Fransa’nın nükleer enerji tercihi yerine Almanya’da farklı çözüm arayışları mevcut. Almanya, nükleer santraller yerine doğal gazı tercih ediyor. Aynı zamanda Almanya’da sektör temsilcileri yenilenebilir enerji konusunda çekincelerini dile getiriyor. Almanya Sanayi Derneği (BDI) Başkanı Siegfried Russwurm’a göre, Almanya’nın artan elektrik talebi şu an için yenilenebilir enerjilerle karşılanamaz.
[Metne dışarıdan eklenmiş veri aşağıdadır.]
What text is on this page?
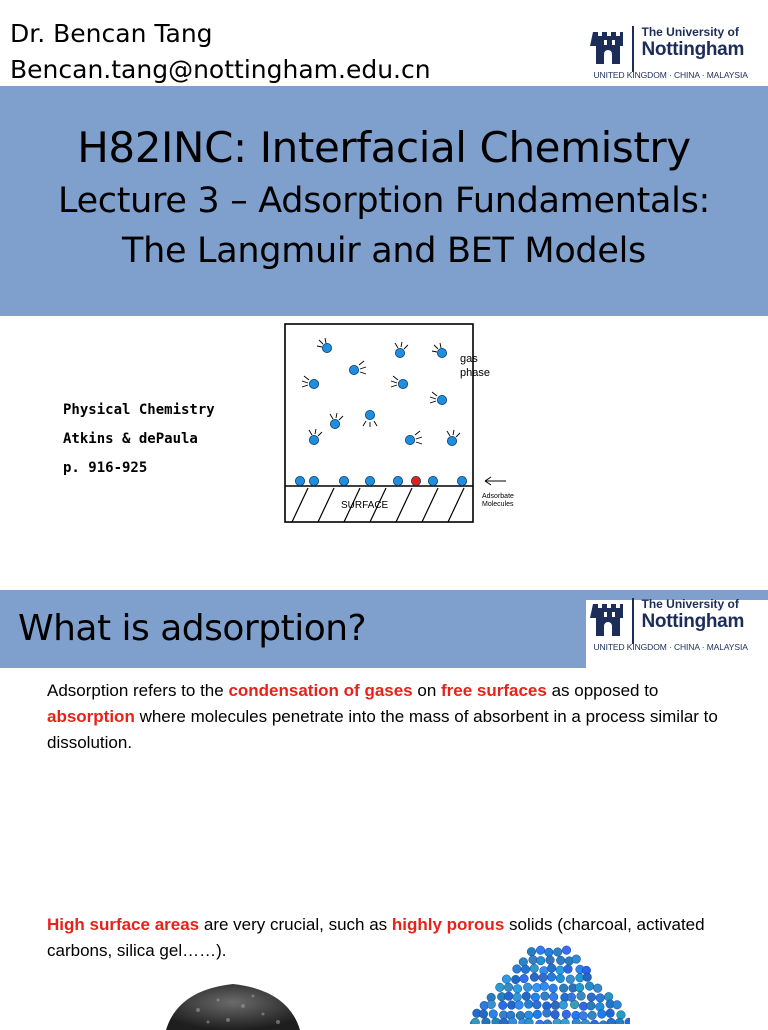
Dr. Bencan Tang
Bencan.tang@nottingham.edu.cn
The University of
Nottingham
UNITED KINGDOM · CHINA · MALAYSIA
H82INC: Interfacial Chemistry
Lecture 3 – Adsorption Fundamentals:
The Langmuir and BET Models
Physical Chemistry
Atkins & dePaula
p. 916-925
SURFACE
gas
phase
Adsorbate
Molecules
What is adsorption?
The University of
Nottingham
UNITED KINGDOM · CHINA · MALAYSIA
Adsorption refers to the condensation of gases on free surfaces as opposed to absorption where molecules penetrate into the mass of absorbent in a process similar to dissolution.
High surface areas are very crucial, such as highly porous solids (charcoal, activated carbons, silica gel……).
Russwurm’a göre güneş ışığı yeterli olmadığında ve rüzgar esmediğinde bile artan elektrik talebininin karşılanması gerekiyor. Enerji temininin her milisaniyesi kesintisiz olabilmelidir.

Bu yüzden Avrupa’da Rusya’nın doğalgazına ilişkin olarak alternatif arayışlar sürüyor.

Avrupa bölgesinde Avustralya Doğal Kaynaklar ve Su Kaynakları Bakanı Keith Pitt, Rus doğalgazı tedarikinde bir azalma olması durumunda Avrupa’ya sıvılaştırılmış doğal gaz (LNG) ihraç etmeye hazır olduklarını söylemişti. Öte yandan Electrochaea GmbH gibi Avrupalı ​​şirketler, maden yataklarında yaşayan arkeleri ve tek hücreli organizmaları kullanarak yenilenebilir doğalgaz üretme gibi projeler üzerinde çalışıyor.

Avusturya ise doğalgaz ve nükleer enerjiden ziyade yenilenebilir enerji kullanımı konusunda daha istekli görünüyor. IG Windkraft Genel Müdürü Stefan Moidl, “Son derece pahalı olan fosilleri en kısa sürede temiz ve ucuz rüzgar enerjisiyle değiştirmeliyiz. Bu, uzun vadede Avusturyalıların cüzdanlarını rahatlatacak ve iklimimizi koruyacak” ifadelerini kullanıyor.  Moidl, “Kirli petrol, doğal gaz ve kömürden güneş, rüzgar, su, biyokütle ve jeotermal ısıya geçiş bir potansiyel ve teknik fizibilite meselesi değildir, sadece bir siyasi irade meselesidir. Avusturya  yenilenebilir enerji ile kendine yeterli enerjiyi sağlayabilir ve böylece orta vadede enerji krizinden etkilenen ülkelerden bağımsız hale gelebilir.” ifadelerini kullanıyor. Avusturya, 0,298 GW yeni inşaat ile Avrupa rüzgar enerjisi büyümesi sıralamasında onuncu sırada yer alıyor.

Avrupa Birliği ülkelerinde enerji bağımsızlığı konusunda bir arayış mevcut. Nükleer enerji, farklı doğalgaz üretim ve tedarik yöntemleri ve yenilenebilir enerji konusunda çalışmalar mevcut. Ancak AB ülkeleri için çözüm çok kolay olmayabilir.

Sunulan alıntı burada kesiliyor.